How does this simple example apply to Ontario? Peak demand is 27,000 MW, minimum is 13,000, and average 17500. We have 31,000 MW of installed capacity. We have 14,000 MW of nuclear, and 1000 MW of natural gas co-generation, that cannot be either turned up or down. We have 6500 MW of coal that can be turned up, but requires a few hour lead time to get to full capacity. We have 7000 MW of waterpower, of which half can be turned up and down very quickly.

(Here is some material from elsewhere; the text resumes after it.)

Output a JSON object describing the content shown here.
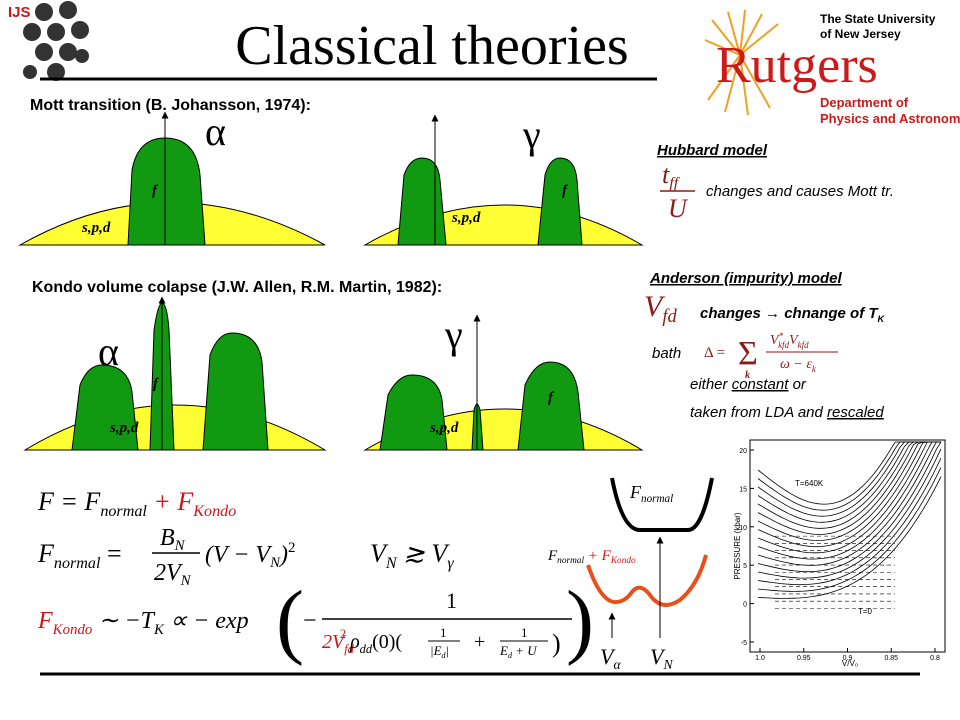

We have about 4000 MW of gas that can be adjusted with about an hour’s notice.  And we have 400 MW of wind.

Studies done on Ontario’s electricity system demonstrate that we can add 5000 MW of wind with virtually no need to add back-up capacity, load shedding, or “instant on” capability.  And virtually all of the production from wind will reduce our use of fossil fuels.  This proportion of wind has been added in other jurisdictions, also with almost no need to make other significant changes.  Claims made by some that the cost of integrating wind is high are simply wrong.  But it does depend on the grid, the amount of load shedding, and instant on facilities that exist, and the accuracy of forecasting.  And there simply is no doubt that adding wind reduces the use of fossil fuels in any jurisdiction that makes electricity from fossil fuels.

Utility planners would be well advised to continue to refine their forecasting models (Ontario has this underway for demand), add wind forecasting to their models, and put a proper value on load shedding, instant on, or storage facilities.  Only then can an optimal mix from both a cost and environmental perspective be achieved.  And paying attention to these issues today allows maximum flexibility for future generation options.